Rafael Ferrer
Rafael Ferrer is an expressionist whose art contains a recurring cluster of private symbols. Despite some earlier linkages with Process and Conceptual modes, he remains more a kind of latter-day Max Beckmann than a Robert Morris. His latest show contained four continuing series of works: a group of painted and drawn-over maps hanging on the wall; a group of boat sculptures suspended by wires; a series of open-form assemblages; and an environment containing a number of works lit dimly by variously colored neon tubing. It was a powerful exhibition.
Born in Puerto Rico, a onetime drummer in Latin bands, brother of actor Jose Ferrer, and a self-aware “outsider,” Ferrer leaves nothing out of his art. I know of no other artist whose childhood, seriously viewed, seems more present in his work. The maps, for example, begin as large navigational charts purchased from official sources. Then they are crayoned over, painted, drawn and written on, until they become a palimpsest of information: the government’s underneath, visible occasionally, and Ferrer’s indecipherable markings above. His multicolored handling of the maps’ original grids, combined with his lettering and cryptic informational systems, remind me of the shamanlike procedures of Alfred Jensen. Ferrer’s maps are beautiful in a way that keeps them from seeming quite like paintings, or, for that matter, like drawings. One of his accomplishments is to make his works seem like artifacts of the Ferrer Culture rather than, specifically, paintings or sculptures or drawings. It is a triumph of idiosyncrasy over medium, a triumph similar to Lucas Samaras’s.

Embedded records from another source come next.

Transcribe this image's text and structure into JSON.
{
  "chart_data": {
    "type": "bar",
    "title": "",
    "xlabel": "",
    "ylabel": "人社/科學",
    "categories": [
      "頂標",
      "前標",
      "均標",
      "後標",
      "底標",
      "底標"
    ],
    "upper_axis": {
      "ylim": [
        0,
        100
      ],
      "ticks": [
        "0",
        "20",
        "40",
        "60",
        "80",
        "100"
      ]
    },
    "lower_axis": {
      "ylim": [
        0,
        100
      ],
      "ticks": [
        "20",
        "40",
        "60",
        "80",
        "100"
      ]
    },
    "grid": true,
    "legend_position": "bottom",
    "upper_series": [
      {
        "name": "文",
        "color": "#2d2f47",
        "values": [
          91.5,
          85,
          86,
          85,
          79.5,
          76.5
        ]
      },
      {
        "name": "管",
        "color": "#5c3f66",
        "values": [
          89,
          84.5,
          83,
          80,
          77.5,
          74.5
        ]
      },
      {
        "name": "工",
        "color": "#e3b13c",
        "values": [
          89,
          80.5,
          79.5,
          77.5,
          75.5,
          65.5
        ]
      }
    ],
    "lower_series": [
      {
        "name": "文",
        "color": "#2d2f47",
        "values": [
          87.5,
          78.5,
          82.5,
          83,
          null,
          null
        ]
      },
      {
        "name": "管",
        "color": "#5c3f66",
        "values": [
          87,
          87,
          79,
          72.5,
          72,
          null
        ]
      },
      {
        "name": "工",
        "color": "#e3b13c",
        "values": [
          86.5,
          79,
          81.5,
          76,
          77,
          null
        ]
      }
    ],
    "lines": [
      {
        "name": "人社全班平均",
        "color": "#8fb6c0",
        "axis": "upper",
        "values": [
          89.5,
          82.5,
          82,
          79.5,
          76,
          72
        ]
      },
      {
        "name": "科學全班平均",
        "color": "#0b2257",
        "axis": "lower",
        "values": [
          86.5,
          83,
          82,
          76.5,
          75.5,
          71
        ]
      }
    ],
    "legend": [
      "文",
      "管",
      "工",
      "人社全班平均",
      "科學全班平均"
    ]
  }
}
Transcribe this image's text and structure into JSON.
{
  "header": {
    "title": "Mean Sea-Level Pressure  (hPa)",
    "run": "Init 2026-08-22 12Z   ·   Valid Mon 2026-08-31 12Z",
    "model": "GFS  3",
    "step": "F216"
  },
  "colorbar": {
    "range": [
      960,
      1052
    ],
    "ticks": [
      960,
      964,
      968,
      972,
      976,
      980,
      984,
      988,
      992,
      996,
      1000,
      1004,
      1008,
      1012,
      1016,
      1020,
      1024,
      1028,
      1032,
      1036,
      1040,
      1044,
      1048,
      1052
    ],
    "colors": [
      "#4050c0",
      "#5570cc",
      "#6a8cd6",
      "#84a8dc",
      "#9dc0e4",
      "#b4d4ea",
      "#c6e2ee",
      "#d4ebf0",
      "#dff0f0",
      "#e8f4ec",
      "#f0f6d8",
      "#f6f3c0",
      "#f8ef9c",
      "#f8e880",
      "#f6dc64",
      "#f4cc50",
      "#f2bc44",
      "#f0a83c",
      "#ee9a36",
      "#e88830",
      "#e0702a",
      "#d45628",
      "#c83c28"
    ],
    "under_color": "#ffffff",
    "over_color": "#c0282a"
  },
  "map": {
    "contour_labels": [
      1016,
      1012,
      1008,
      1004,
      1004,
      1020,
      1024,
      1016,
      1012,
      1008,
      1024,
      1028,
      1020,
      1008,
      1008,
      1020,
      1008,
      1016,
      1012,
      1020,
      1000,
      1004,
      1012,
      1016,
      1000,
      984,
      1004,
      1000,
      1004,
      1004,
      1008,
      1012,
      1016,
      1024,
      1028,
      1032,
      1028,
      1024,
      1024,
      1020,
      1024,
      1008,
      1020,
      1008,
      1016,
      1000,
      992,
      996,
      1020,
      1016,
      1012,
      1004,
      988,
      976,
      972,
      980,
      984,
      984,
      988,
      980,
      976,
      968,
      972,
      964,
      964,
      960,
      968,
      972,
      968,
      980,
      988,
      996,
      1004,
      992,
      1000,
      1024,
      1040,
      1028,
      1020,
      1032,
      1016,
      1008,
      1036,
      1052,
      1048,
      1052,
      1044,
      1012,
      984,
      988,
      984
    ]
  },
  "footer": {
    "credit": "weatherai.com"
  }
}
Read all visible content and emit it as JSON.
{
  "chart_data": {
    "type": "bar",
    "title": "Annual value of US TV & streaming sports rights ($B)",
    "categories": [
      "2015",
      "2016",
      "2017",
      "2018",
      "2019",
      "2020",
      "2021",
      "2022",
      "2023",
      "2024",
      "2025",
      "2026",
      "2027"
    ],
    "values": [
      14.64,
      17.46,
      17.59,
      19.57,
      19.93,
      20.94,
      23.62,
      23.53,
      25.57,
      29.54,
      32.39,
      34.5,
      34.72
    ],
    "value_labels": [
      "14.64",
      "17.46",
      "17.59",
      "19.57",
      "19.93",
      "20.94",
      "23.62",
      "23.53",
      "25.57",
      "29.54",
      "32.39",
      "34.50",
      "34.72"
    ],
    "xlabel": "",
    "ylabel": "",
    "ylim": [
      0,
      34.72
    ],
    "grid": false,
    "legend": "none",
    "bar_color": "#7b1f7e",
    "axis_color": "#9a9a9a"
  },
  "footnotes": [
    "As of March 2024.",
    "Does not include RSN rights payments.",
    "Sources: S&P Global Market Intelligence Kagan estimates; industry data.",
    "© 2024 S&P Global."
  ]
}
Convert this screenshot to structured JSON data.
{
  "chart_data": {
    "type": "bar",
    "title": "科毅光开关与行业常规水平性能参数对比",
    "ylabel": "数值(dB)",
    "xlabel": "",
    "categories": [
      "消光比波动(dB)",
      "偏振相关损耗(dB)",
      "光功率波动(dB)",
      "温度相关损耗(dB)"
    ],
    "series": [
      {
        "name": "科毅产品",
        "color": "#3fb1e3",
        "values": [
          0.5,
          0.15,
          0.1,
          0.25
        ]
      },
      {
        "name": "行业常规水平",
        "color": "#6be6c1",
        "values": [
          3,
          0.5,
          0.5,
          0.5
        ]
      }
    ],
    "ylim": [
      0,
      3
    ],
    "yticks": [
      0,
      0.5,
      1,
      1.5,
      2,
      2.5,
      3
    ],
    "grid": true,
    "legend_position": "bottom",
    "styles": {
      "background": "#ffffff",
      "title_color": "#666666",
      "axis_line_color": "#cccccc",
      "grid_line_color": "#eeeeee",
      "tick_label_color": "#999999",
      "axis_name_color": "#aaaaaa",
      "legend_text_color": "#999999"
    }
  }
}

The boat sculptures are one of Ferrer’s most obsessive subjects, and, with the maps, refer to Puerto Rico, land masses, the sea, and the artist’s origin. They combine overtones of ethnic object in the museum and toy model in the attic. A particularly strong example in this show is the sailboat entitled YO, YO, YO, YO, YO, which drags its own painted-wood sea beneath it. The boats are constructed of a wide variety of materials, and this brings up a change in Ferrer’s recent work.
In earlier shows Ferrer tended to bring together a few extremely different substances for maximum, head-on impact: neon tubing, dry leaves, canvas and a drum set, or telephone poles, spotlights and charcoal graffiti. The collage sense of juxtaposition had maximum force, and was metaphorically powerful as a description of the stridencies of current human existence. Some of the works in his recent show, especially the open-form assemblages, seem to be made of so many things that they are in danger of appearing embellished rather than constructed. These more abstract sculptures lack the hardness of contrast the artist usually commands. The problem, perhaps, is connected with Ferrer’s need for sharp emotional focus, a need provided for in images as densely loaded as the generic “boat” or “map.” With Ferrer, beauty isn’t enough.
The most successful work in the exhibition was the environment (considering the smaller room as a whole rather than as a collection of parts). This area was closed off by canvas sheeting except for two low, narrow openings. One entered at a crouch, humbled, and stepped onto Rafael Ferrer’s turf. Again there were overtones of childhood games and hiding places mingling with something more sinister—the artist as Puerto Rican gang leader. The room was lit only by variously colored small neon tubes in a number of separate pieces. Ferrer is masterful in his use of this gaudy, peculiar light. It contrasts dramatically with the hard, primitive silhouettes of the boats and beaded sculptures, suggesting flashy Latin nightlife and the jungle, side by side. The light was helpful in reducing the over-glitter of the bead, string, fabric and wire pieces, giving their contours more power and their details less, while extending their emotional range.
In the center of the room was a huge spray-painted banner announcing “el hielo” (ice). This banner, like Proust’s madeleine, triggered a multitude of simultaneous associations: ice pieces Ferrer has done at various times; bold, illegal subway graffiti; the gypsies and their ice in One Hundred Years of Solitude (a novel in many ways the most helpful guide to Ferrer’s sensibility): a statement, perhaps, of the artist’s altered esthetic, from real ice to a kind of painting using the word “ice”—a change of venue from Marcel Duchamp to Joan Miró. And on a high perch within a tall hanging sculpture, presiding over the room, was a moth eaten, stuffed American eagle looking very vulturelike. It was a vastly more effective political gesture than all the recent bombings and proclamations of Puerto Rican nationalist groups.
Ferrer shares many concerns with Lucas Samaras, yet the strength of one is the unsteady area of the other. Both are autobiographical, highly idiosyncratic, anticlassical artists, yet each operates best on a different scale from the other. Above all, each draws his emotional fuel from an opposite source; Samaras is self-consciously intellectual and narcissistic, even neurasthenic; Ferrer is deliberately primitive, tough, and direct. I like them both.